Lo que ocurrió en la final del US Open, sin embargo, llama la atención por diversos motivos. La postal, primero, de Naomi Osaka, llorando en el que posiblemente sea el logro más grande de su carrera: por la edad, por el estadio, por la rival.
Por supuesto también la otra foto: Serena apuntando, amenazadora al referee. El coach lo reconoció, mandó señales, no así la Williams quién afirmó que prefería perder a hacer trampa. Por lo menos en aquel momento, demostró lo contrario. Quizá la desesperación. La última frontera como recurso para sobrevivir ante una raqueta imbatible, al grado que la raqueta de la estadounidense terminó por romperse en un gesto de frustración.

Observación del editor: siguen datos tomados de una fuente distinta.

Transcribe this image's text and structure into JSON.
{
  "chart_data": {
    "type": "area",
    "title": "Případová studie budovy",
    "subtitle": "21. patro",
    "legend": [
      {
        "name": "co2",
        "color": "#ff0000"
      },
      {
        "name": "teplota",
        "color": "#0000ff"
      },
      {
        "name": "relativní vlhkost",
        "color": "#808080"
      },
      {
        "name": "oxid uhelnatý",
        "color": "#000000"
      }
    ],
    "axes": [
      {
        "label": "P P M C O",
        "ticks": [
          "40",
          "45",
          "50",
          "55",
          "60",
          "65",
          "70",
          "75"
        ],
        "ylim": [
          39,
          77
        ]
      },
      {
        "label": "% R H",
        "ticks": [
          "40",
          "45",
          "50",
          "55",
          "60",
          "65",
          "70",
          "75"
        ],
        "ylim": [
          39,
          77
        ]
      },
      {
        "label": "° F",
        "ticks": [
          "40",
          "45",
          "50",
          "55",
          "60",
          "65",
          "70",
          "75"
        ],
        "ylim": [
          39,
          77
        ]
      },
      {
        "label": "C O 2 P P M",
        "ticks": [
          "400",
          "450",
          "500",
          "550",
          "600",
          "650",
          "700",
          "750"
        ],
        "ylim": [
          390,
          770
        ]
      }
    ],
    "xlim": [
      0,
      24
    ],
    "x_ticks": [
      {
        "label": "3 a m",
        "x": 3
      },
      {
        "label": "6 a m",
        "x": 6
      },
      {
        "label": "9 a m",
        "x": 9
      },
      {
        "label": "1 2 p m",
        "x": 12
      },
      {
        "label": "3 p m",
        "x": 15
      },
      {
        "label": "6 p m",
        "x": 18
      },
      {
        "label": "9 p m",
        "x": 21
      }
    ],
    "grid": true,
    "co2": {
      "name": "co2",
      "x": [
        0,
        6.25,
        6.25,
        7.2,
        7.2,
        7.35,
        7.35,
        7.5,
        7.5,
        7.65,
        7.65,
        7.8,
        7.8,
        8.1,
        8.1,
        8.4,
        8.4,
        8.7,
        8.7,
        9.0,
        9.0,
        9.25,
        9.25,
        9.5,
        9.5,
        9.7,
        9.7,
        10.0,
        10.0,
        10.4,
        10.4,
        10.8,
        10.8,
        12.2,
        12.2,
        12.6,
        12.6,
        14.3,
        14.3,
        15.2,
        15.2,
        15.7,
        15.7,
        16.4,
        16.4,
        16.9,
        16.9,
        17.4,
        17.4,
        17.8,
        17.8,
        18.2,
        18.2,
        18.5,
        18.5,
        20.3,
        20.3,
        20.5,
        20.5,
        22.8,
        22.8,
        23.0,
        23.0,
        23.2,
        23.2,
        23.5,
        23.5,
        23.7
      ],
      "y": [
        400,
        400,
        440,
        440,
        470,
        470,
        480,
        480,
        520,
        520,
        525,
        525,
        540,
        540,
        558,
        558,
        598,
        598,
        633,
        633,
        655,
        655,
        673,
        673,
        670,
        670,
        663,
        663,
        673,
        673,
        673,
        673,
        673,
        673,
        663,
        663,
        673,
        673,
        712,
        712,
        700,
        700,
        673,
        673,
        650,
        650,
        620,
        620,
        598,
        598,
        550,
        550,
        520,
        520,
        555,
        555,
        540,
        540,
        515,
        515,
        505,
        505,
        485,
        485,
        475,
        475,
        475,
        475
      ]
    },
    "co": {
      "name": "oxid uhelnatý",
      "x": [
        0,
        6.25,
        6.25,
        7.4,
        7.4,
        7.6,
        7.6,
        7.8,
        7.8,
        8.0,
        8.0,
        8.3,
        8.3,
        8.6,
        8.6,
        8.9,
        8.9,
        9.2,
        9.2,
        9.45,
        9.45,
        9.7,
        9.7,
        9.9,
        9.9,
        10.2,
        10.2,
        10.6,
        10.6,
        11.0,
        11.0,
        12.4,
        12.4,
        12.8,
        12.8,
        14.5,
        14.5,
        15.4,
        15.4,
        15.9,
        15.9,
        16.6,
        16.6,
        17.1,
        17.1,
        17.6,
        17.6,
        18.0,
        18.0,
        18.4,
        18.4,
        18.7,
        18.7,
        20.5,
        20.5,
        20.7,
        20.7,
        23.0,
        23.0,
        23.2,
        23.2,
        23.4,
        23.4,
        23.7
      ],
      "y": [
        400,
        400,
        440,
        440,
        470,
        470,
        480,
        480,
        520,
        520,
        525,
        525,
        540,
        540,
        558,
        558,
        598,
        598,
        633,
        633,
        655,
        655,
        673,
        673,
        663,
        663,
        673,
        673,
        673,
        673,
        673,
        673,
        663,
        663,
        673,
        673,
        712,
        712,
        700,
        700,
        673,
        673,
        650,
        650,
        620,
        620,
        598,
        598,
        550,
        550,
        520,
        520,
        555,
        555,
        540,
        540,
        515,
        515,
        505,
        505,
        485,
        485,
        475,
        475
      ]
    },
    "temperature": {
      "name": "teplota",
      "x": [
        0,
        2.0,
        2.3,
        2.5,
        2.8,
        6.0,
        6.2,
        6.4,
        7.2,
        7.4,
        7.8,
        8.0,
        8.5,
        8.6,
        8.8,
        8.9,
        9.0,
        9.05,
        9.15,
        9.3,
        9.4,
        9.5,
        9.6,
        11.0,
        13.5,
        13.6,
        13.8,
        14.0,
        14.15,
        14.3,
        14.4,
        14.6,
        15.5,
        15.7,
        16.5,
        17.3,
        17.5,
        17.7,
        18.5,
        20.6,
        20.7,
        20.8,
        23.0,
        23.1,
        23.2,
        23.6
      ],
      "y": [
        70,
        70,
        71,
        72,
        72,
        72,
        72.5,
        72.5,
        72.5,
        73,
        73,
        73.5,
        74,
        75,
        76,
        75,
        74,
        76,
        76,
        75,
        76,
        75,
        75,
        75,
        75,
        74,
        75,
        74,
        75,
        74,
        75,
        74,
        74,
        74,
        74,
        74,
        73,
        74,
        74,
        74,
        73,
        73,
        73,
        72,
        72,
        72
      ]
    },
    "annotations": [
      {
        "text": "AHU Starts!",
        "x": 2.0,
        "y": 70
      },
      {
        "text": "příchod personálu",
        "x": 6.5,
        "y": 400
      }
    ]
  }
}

Enfrente, una nueva campeona se erigía sin saber lo que ocurría, al grado de decir, en plena premiación: “siento que haya sido así. Gracias por ver el partido”.
Hoy, un triunfo está marcado para la historia. Una leyenda que confirma su tamaño aún perdiendo en la peor forma posible, pues incluso para la ahora campeona del Abierto de los Estados Unidos, es la medida con la que las tenistas son medidas. ¿No hace eso incluso peor la actitud de Serena?